He was hardly the first punk rocker to leave us, but he played guitar on the first (and arguably the best) indie punk 7″, Spiral Scratch by The Buzzcocks. I thought he was a wonderful songwriter: there was a time when I thought he was the best songwriter. Another Music in a Different Kitchen was constantly on my turntable when I was 19, and I thought of Pete Shelley as a friend, though he had no idea who I was… but in a way he did. I knew because of his songs that he was on some deep level like me.
When I found out he was queer a couple of years later, I better understood the connection. But that connection was about more than our both being a particular kind of different. He was a romantic and a depressive. He was smart. He made the kind of records I wanted to make.

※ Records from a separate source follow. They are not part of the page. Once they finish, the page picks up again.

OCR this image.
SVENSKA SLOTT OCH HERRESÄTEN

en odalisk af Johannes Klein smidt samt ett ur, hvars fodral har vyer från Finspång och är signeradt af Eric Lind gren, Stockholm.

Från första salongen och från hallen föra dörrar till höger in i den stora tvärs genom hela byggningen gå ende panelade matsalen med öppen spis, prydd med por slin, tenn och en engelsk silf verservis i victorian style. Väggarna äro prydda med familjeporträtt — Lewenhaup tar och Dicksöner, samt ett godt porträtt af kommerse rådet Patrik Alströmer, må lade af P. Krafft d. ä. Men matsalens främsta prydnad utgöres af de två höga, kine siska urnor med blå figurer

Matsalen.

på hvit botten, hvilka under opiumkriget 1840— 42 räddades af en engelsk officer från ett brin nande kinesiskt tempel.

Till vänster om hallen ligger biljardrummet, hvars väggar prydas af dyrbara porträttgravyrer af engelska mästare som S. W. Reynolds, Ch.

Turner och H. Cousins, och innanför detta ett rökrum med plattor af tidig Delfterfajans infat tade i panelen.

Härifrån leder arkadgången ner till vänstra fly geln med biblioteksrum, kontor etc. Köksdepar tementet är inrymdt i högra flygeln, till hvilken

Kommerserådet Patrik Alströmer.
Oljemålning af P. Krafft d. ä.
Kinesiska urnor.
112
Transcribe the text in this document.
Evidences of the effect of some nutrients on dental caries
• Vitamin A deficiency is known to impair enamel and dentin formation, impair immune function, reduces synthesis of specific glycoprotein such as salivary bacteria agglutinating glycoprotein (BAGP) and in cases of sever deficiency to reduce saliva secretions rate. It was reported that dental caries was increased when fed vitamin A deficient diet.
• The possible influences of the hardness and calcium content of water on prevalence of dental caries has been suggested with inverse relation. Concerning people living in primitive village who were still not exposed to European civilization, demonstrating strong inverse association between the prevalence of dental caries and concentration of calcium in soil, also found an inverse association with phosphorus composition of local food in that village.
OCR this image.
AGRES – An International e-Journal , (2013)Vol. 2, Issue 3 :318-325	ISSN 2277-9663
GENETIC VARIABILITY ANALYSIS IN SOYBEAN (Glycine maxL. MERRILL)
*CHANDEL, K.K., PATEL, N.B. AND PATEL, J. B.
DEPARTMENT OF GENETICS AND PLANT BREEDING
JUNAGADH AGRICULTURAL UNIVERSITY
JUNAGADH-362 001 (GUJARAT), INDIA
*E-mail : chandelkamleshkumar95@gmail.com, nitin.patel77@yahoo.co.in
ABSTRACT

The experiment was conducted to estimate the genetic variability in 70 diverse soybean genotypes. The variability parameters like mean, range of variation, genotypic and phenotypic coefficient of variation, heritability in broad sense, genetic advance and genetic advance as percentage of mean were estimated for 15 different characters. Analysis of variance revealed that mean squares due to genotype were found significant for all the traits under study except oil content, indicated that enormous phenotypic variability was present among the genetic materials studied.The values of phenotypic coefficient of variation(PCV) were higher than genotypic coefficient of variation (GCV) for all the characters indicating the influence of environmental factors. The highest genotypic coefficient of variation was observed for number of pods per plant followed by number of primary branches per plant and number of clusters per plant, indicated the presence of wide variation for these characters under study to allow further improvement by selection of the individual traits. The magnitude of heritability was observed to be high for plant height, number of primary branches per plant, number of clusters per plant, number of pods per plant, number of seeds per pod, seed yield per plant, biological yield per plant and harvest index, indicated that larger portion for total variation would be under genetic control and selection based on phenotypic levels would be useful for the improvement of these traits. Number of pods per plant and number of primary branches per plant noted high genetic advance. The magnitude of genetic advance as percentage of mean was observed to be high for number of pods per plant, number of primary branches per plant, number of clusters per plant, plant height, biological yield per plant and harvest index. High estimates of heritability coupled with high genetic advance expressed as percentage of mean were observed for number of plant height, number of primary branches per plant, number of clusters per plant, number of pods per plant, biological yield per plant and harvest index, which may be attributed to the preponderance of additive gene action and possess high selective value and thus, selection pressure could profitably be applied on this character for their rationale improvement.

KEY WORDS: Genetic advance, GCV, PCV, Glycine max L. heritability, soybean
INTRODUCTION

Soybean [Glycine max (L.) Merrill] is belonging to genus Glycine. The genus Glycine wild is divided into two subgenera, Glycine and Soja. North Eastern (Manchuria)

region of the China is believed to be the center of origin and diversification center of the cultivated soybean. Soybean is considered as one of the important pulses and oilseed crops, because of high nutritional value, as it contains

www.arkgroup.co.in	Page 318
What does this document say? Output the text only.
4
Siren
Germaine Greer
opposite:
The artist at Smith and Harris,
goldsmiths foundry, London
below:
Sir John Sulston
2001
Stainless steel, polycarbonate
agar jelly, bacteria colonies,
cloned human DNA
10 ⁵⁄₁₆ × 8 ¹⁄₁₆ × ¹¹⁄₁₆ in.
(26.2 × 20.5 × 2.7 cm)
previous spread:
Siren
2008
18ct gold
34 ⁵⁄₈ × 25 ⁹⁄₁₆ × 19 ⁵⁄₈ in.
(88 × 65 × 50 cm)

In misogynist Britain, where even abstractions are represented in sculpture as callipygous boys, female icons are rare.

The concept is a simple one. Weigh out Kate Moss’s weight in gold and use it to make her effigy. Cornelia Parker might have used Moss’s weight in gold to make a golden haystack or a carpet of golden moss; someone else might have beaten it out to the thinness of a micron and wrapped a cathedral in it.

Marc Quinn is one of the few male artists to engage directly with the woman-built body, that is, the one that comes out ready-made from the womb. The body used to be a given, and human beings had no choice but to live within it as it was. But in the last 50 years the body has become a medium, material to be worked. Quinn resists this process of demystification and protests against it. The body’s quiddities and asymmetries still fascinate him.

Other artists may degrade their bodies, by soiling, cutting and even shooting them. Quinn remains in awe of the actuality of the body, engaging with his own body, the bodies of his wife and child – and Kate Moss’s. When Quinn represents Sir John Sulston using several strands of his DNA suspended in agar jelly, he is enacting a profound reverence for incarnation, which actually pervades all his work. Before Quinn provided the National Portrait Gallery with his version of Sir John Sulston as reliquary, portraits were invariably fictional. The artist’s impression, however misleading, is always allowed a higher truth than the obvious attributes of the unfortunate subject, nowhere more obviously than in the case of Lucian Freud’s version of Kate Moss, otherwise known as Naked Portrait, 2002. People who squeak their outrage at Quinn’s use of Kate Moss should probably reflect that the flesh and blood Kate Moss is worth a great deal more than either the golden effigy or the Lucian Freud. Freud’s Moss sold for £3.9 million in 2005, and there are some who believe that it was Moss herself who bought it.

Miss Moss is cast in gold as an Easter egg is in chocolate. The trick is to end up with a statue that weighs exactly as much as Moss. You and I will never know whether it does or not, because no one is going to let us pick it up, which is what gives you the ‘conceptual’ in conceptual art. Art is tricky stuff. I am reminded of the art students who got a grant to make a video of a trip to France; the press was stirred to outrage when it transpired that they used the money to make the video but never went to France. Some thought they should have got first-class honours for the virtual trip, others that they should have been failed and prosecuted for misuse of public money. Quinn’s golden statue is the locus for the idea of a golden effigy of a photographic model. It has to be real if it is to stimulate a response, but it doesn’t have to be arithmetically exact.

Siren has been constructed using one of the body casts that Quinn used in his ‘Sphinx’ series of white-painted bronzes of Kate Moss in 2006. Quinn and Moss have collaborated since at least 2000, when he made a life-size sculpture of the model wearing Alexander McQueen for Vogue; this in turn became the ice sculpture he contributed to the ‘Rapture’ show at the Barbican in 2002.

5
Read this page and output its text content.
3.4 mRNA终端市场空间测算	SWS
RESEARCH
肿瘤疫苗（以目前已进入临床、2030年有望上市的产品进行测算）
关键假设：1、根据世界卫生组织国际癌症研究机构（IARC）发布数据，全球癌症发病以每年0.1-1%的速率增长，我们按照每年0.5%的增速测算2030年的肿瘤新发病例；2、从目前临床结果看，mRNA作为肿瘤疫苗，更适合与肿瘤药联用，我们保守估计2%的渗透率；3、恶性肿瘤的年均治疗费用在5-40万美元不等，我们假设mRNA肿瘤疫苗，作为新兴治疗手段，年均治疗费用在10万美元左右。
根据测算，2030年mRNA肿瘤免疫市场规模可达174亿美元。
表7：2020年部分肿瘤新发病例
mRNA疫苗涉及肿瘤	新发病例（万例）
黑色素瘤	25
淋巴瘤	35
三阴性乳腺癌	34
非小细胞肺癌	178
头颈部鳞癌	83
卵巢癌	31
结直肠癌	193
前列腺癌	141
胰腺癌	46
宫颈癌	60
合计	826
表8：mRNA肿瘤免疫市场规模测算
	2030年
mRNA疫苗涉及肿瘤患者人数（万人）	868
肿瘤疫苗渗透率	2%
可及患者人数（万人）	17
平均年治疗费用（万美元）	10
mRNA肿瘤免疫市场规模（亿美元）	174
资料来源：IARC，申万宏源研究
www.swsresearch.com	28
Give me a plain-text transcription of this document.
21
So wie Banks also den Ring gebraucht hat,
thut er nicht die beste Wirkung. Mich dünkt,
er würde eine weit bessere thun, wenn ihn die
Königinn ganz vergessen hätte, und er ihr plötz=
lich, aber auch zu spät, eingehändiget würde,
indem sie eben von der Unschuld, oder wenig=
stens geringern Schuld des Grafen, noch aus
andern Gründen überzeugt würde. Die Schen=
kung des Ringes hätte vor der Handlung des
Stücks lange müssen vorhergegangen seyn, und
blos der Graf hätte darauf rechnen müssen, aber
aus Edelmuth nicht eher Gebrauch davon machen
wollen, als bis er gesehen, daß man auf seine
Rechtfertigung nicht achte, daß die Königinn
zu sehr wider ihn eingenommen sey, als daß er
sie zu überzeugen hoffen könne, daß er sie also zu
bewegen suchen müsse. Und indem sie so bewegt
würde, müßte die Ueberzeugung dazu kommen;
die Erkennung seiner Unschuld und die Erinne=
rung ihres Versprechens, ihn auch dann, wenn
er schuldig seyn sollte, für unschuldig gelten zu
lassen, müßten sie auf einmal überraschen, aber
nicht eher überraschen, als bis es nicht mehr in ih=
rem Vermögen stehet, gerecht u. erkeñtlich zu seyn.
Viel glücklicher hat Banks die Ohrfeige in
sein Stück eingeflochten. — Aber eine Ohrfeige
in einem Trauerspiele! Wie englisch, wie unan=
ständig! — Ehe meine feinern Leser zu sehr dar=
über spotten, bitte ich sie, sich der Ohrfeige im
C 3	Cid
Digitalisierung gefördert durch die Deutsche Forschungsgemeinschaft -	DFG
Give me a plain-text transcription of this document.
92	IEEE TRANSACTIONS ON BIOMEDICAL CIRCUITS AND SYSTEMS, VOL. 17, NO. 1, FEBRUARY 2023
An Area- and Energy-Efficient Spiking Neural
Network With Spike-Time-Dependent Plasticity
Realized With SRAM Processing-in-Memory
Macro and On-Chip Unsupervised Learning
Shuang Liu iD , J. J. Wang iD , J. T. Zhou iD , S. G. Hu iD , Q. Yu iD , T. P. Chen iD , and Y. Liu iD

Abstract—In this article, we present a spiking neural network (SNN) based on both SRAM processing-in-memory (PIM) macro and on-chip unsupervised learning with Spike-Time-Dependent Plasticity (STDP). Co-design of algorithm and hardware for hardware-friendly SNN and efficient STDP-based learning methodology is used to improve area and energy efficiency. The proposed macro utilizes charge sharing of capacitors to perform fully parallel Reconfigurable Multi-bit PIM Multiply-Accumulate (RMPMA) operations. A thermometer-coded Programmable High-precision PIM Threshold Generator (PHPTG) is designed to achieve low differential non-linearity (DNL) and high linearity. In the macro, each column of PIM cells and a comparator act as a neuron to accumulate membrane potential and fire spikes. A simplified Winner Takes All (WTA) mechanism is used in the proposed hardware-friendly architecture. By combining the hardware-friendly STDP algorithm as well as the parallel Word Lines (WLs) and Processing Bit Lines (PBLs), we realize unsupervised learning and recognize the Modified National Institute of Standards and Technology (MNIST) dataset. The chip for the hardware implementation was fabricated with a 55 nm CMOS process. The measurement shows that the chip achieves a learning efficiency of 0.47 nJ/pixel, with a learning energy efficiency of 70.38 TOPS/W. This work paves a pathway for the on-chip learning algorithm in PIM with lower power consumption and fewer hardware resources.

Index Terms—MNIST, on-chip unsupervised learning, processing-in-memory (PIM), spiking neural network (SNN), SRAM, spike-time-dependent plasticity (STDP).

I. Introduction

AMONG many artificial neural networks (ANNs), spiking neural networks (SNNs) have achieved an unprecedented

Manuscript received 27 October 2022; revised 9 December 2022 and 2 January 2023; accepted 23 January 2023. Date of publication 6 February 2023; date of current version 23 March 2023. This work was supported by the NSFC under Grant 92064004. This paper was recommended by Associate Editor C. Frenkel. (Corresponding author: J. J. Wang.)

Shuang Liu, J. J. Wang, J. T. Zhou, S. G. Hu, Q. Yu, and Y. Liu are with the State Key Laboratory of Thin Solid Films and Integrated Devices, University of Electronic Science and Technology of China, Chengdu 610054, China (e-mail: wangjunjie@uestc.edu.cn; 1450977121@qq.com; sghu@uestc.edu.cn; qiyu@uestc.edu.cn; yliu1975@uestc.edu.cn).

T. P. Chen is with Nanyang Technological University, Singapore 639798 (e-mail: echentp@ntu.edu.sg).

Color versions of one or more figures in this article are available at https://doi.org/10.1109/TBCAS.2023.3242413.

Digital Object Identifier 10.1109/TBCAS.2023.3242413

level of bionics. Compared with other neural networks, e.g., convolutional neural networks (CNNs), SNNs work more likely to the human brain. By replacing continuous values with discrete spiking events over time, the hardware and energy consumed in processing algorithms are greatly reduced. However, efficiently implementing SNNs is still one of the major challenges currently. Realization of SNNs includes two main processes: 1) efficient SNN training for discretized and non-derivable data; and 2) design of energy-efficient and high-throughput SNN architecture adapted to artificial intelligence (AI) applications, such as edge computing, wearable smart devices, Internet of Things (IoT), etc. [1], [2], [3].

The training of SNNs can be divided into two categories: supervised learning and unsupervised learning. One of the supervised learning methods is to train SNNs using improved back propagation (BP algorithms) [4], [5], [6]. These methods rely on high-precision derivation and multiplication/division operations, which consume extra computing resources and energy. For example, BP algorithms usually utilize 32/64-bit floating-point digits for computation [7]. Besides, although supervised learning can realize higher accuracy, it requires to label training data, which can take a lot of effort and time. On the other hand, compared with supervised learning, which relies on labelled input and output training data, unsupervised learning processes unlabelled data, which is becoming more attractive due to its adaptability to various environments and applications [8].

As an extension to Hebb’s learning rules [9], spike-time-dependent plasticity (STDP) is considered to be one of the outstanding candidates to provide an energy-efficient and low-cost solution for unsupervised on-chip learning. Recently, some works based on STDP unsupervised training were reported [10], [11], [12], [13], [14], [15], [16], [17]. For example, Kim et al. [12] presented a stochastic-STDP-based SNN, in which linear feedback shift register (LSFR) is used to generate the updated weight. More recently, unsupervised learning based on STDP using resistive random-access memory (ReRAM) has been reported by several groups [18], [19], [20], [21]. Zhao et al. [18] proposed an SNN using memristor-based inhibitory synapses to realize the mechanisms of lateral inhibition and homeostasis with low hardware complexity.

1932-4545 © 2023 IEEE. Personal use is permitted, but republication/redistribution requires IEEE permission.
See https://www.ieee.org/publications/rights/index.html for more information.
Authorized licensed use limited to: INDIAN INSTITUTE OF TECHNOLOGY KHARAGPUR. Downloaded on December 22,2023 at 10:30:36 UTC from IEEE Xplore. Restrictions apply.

And today, I was working on a blog post about how we treat celebrities when they die, and at just the moment when I was ready to publish it, I checked Facebook, because that’s what I do. The first thing I saw was that he’d died. Considering the subject of what I’d just been working on, it felt like something I had to write about: both because it seemed relevant and because of how much his music meant to me in a dark period of my life.
There was a time when the only music I wanted to listen to was Spiral Scratch. For days, I played no other music. This was back in the mid-80s, when I lived in a tiny studio apartment in Tucson. I’d listen to it before work. I’d put it on as soon as I got home. When the needle made it to the center on side 2, I would flip it over and play “Boredom” again. I counted 56 times through the whole record. I’ve never done that with any other record. It’s a good thing I lived by myself, then, but then maybe the fact that I was alone was part of the reason why I needed that record so much.
I can’t say that right now, this minute, I miss Pete Shelley. I haven’t listened to the Buzzcocks in a good long time, and I can’t pretend that we have any other connection besides the records. But I am pulling out my copies of Spiral Scratch, Another Music, Singles Going Steady, Love Bites, and A Different Kind of Tension as soon as I get home.
Thanks for the music, Pete. Thanks for the hours when your music sustained me. Thanks for understanding.